Meet our experts: René Schmalen // Claims Management
René Schmalen, Director Claims Management bei Delvag, erklärt im Interview, wie Innovationen und Digitalisierung Einzug ins Schadenmanagement halten und erzählt von spannenden und manchmal auch kuriosen Fällen aus seinem Arbeitsalltag.
Interview / 13.04.2023
René, bitte gib uns doch erstmal einen Überblick über die Kunden und Risiken, die bei Delvag versichert werden.
Im Prinzip bieten wir im Luftfahrt- und Transportbereich fast alles an, was es gibt: Kasko-, Haftpflicht-, Unfallversicherungen und vieles mehr. Im Luftfahrtbereich versichern wir unter anderem Airlines, Business Aviation-, aber auch General Aviation-Kunden – also zum Beispiel Flugschulen, Vereine, private Flugzeugbesitzer oder Zulieferer von Flugzeugherstellern. Im Bereich der Personenversicherung bieten wir außerdem eine spezielle „Berufsunfähigkeitsversicherung“ für fliegendes Personal an.
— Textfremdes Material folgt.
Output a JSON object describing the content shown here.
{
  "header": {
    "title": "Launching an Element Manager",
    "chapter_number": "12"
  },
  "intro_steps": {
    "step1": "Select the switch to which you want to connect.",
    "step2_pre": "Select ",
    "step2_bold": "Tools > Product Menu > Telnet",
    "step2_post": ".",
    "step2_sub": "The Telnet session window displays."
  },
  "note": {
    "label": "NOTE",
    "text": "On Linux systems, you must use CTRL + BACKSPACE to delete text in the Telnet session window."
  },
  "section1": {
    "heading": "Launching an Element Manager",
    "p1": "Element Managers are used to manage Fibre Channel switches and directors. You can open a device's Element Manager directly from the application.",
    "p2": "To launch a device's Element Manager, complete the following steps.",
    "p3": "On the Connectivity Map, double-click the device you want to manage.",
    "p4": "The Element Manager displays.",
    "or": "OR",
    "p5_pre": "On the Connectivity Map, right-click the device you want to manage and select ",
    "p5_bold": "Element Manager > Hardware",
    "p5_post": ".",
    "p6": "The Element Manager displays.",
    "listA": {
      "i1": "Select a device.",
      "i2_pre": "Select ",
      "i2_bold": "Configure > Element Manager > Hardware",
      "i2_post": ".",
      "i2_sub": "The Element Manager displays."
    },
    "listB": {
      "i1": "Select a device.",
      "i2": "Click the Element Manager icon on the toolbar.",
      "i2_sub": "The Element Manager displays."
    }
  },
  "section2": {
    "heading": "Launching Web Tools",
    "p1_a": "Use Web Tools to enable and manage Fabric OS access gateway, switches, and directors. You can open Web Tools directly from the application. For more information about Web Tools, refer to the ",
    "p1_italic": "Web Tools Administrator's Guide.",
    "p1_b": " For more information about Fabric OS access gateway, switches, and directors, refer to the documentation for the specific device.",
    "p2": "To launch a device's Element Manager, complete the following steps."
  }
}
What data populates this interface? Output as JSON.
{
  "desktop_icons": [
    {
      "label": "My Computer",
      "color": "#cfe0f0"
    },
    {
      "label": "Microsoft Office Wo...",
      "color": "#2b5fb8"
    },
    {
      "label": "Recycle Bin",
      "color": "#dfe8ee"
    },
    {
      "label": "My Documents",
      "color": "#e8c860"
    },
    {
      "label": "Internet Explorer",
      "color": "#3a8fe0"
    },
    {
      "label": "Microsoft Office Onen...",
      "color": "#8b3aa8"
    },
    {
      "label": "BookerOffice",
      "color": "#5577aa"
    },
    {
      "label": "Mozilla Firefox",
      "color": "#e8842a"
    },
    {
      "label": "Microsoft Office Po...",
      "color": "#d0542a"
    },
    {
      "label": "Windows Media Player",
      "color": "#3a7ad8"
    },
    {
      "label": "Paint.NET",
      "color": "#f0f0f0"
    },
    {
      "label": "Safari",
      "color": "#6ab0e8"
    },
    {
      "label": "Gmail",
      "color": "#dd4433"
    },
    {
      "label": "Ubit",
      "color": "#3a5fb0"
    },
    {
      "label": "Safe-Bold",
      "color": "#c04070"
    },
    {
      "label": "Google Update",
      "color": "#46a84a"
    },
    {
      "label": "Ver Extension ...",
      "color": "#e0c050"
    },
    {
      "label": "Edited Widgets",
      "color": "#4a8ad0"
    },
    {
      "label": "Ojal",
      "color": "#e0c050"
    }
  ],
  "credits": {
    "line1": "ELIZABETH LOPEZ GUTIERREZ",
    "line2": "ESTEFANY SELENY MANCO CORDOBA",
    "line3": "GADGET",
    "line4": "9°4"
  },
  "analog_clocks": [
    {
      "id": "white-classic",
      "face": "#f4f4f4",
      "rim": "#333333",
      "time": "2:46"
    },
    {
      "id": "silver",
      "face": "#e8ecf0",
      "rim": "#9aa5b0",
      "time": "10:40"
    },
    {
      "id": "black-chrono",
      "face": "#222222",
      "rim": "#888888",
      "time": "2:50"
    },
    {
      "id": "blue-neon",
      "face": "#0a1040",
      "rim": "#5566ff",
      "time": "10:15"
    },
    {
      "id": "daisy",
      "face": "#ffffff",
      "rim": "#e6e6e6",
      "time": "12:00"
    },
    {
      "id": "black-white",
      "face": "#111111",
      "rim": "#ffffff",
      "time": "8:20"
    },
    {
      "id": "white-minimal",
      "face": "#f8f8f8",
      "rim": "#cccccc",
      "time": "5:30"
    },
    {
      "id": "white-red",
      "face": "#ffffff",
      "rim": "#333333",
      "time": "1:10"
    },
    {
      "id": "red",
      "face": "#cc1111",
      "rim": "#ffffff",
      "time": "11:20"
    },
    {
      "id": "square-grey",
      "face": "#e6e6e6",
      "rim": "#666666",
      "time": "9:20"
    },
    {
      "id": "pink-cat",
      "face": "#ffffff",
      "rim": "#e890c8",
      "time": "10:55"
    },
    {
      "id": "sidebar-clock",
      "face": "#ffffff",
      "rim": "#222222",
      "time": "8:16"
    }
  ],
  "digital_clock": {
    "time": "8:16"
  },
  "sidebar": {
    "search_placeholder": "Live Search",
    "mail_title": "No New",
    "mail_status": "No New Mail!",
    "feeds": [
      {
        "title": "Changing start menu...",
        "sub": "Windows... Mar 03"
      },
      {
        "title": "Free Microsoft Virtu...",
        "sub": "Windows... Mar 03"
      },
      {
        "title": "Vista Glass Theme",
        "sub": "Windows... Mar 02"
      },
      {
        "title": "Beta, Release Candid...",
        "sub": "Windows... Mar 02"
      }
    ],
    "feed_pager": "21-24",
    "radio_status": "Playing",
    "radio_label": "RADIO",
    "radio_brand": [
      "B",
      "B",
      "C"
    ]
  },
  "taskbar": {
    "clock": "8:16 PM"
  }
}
Im Transportbereich gehören darüber hinaus Spediteure, Juweliere, Diamantenhändler und Unternehmen für Geldwerttransporte zu unseren Kund:innen.
Du bist nun schon seit 17 Jahren im Unternehmen. Wie haben sich die Prozesse im Schadenbereich seitdem verändert und wie beeinflussen Innovationen deine Arbeit?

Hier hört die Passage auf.